The answer I got surprised me. They said that people just didn’t get how well you had to understand a subject to write a good program to support it. In their cases, they wrote software to automate some parts of a civil engineer’s job and felt burdened by what they’d learned about civil engineering. “I was never interested in it,” on of them said, “and now, whenever I pull onto the autobahn, I check if the on ramp is banked the way it should be. Because that’s the part of the code I wrote.”

Coding, for them, wound up being like teaching English for me: learning about all kind of interesting things that you wouldn’t have otherwise learned, but not always completely content with the list of things they were learning.

“And it changes the way you think.” Quickly followed that example. “You start seeing everything in algorithms, in steps. And making things efficient.”

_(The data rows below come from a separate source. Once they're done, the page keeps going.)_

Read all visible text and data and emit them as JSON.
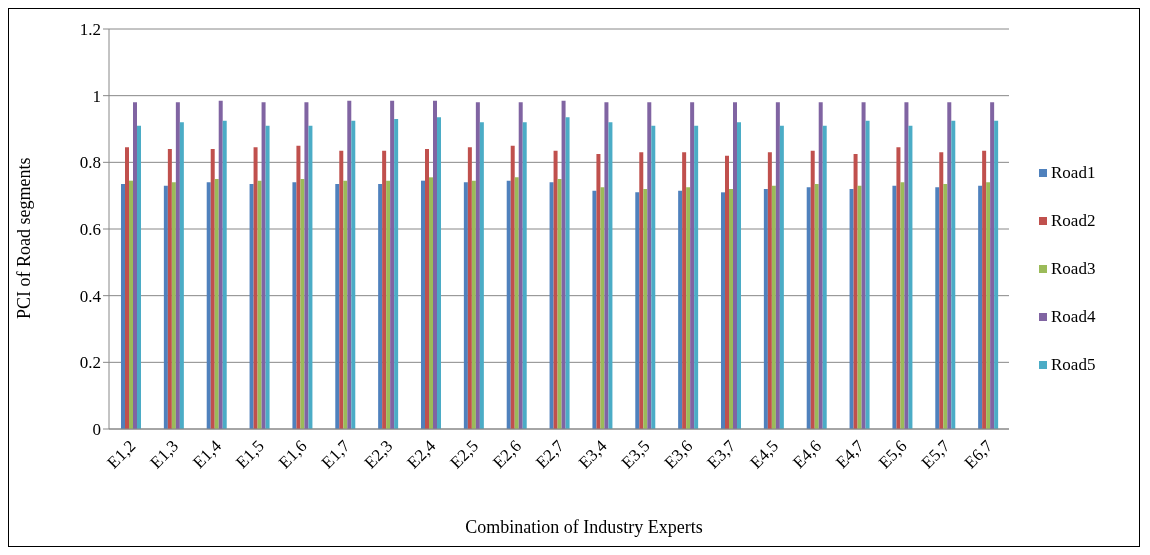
{
  "chart_data": {
    "type": "bar",
    "xlabel": "Combination of Industry Experts",
    "ylabel": "PCI of Road segments",
    "categories": [
      "E1,2",
      "E1,3",
      "E1,4",
      "E1,5",
      "E1,6",
      "E1,7",
      "E2,3",
      "E2,4",
      "E2,5",
      "E2,6",
      "E2,7",
      "E3,4",
      "E3,5",
      "E3,6",
      "E3,7",
      "E4,5",
      "E4,6",
      "E4,7",
      "E5,6",
      "E5,7",
      "E6,7"
    ],
    "series": [
      {
        "name": "Road1",
        "color": "#4f81bd",
        "values": [
          0.735,
          0.73,
          0.74,
          0.735,
          0.74,
          0.735,
          0.735,
          0.745,
          0.74,
          0.745,
          0.74,
          0.715,
          0.71,
          0.715,
          0.71,
          0.72,
          0.725,
          0.72,
          0.73,
          0.725,
          0.73
        ]
      },
      {
        "name": "Road2",
        "color": "#c0504d",
        "values": [
          0.845,
          0.84,
          0.84,
          0.845,
          0.85,
          0.835,
          0.835,
          0.84,
          0.845,
          0.85,
          0.835,
          0.825,
          0.83,
          0.83,
          0.82,
          0.83,
          0.835,
          0.825,
          0.845,
          0.83,
          0.835
        ]
      },
      {
        "name": "Road3",
        "color": "#9bbb59",
        "values": [
          0.745,
          0.74,
          0.75,
          0.745,
          0.75,
          0.745,
          0.745,
          0.755,
          0.745,
          0.755,
          0.75,
          0.725,
          0.72,
          0.725,
          0.72,
          0.73,
          0.735,
          0.73,
          0.74,
          0.735,
          0.74
        ]
      },
      {
        "name": "Road4",
        "color": "#8064a2",
        "values": [
          0.98,
          0.98,
          0.985,
          0.98,
          0.98,
          0.985,
          0.985,
          0.985,
          0.98,
          0.98,
          0.985,
          0.98,
          0.98,
          0.98,
          0.98,
          0.98,
          0.98,
          0.98,
          0.98,
          0.98,
          0.98
        ]
      },
      {
        "name": "Road5",
        "color": "#4bacc6",
        "values": [
          0.91,
          0.92,
          0.925,
          0.91,
          0.91,
          0.925,
          0.93,
          0.935,
          0.92,
          0.92,
          0.935,
          0.92,
          0.91,
          0.91,
          0.92,
          0.91,
          0.91,
          0.925,
          0.91,
          0.925,
          0.925
        ]
      }
    ],
    "ylim": [
      0,
      1.2
    ],
    "yticks": [
      0,
      0.2,
      0.4,
      0.6,
      0.8,
      1,
      1.2
    ],
    "grid": "y",
    "legend": "right"
  }
}
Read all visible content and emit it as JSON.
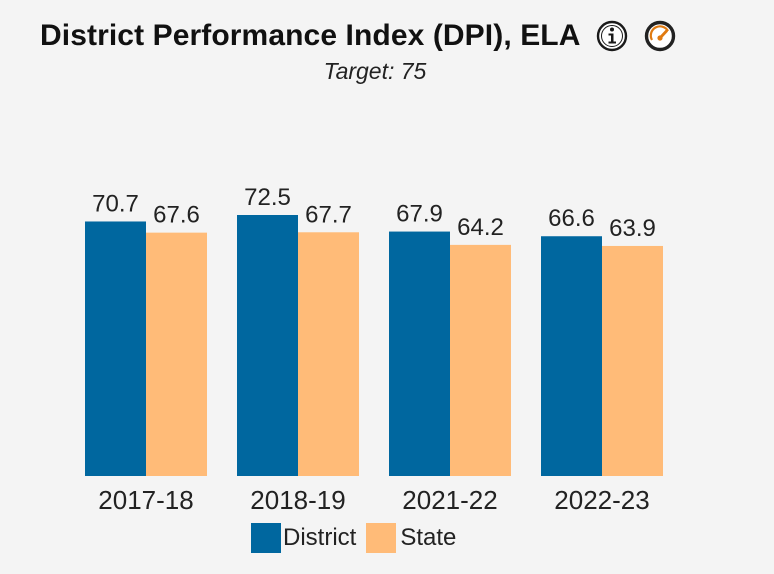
{
  "header": {
    "title": "District Performance Index (DPI), ELA",
    "subtitle": "Target: 75",
    "info_icon": "info-icon",
    "gauge_icon": "gauge-icon"
  },
  "colors": {
    "district": "#00679f",
    "state": "#ffbb78",
    "background": "#f4f4f4"
  },
  "chart_data": {
    "type": "bar",
    "title": "District Performance Index (DPI), ELA",
    "subtitle": "Target: 75",
    "categories": [
      "2017-18",
      "2018-19",
      "2021-22",
      "2022-23"
    ],
    "series": [
      {
        "name": "District",
        "values": [
          70.7,
          72.5,
          67.9,
          66.6
        ]
      },
      {
        "name": "State",
        "values": [
          67.6,
          67.7,
          64.2,
          63.9
        ]
      }
    ],
    "data_labels": true,
    "grid": false,
    "legend": "bottom-center",
    "xlabel": "",
    "ylabel": ""
  },
  "legend": {
    "items": [
      {
        "label": "District"
      },
      {
        "label": "State"
      }
    ]
  }
}
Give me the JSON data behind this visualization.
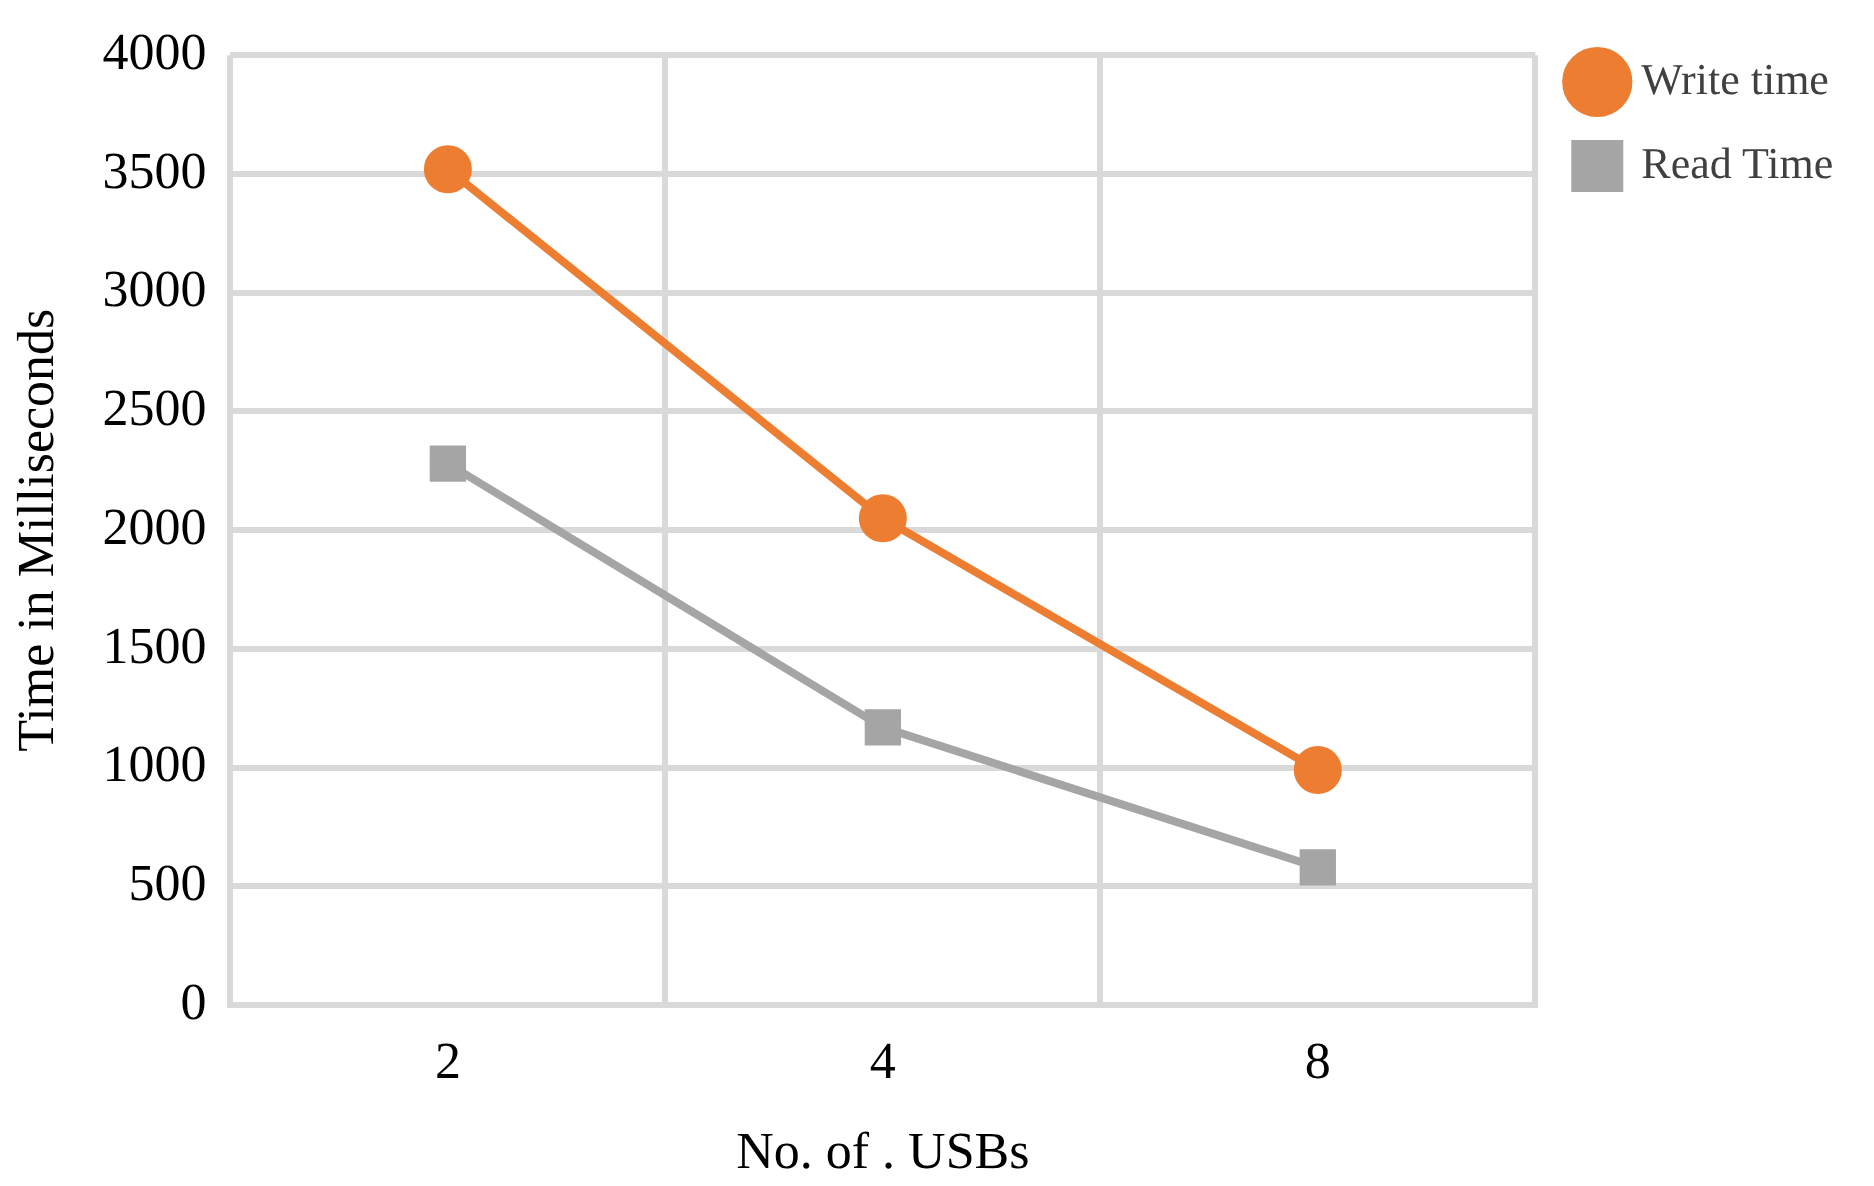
{
  "chart_data": {
    "type": "line",
    "xlabel": "No. of . USBs",
    "ylabel": "Time in Milliseconds",
    "categories": [
      "2",
      "4",
      "8"
    ],
    "series": [
      {
        "name": "Write time",
        "color": "#ed7d31",
        "marker": "circle",
        "values": [
          3520,
          2050,
          990
        ]
      },
      {
        "name": "Read Time",
        "color": "#a5a5a5",
        "marker": "square",
        "values": [
          2280,
          1170,
          580
        ]
      }
    ],
    "ylim": [
      0,
      4000
    ],
    "yticks": [
      0,
      500,
      1000,
      1500,
      2000,
      2500,
      3000,
      3500,
      4000
    ],
    "grid": true,
    "legend": "right"
  }
}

“I can’t watch my wife work at home.” The other chimed in, “she does things wrong.” When I gave him a quizzical look, he said “she adds steps to things that she doesn’t need to add steps to, like cooking.”

The conversation that followed was wide-ranging, from three guys in a room talking about their wives (we didn’t say anything bad, honey, I swear!) to the actual topic at hand. My takeaway, though, was that they were so obsessed with brevity and efficiency in their work, that it started leaking out into their day-to-day life.

The idea is simple: they were writing code that had to be executed in ‘real time’ (the user shouldn’t feel like she ever had to wait) and so it had to be as few steps as possible. After all, a lot of what they did was write stuff that would be applied to a lot of different data points. So, if you can skip two or three steps — in a process that’s going to be repeated a thousand or more times each time the user alters her plans — you’re reducing the risk of the software seeming laggy.

So, naturally, opening the coffee and putting the open container next to the coffee maker seemed like an extra step to them: why wouldn’t you first get the filter ready and then skip the steps of putting down and picking up the coffee? If you were making a thousand pots of coffee per morning, you probably would.

I’ve spent quite a bit of time in my Python playground of late, and I’ve enjoyed most of it. In case you’re wondering, I haven’t reached the point in my programming life where my obsession with speed leaves me criticizing my wife. It’s just lead me to the point where I can barely stand to see myself work.

I don’t pretend to be able to point to any recording of the words in quotes above. And nothing said in the conversation I’m writing about would have been said in especially good English. I’m just going for the gist. I doubt that either of the programmers, were they to read this, would feel misrepresented.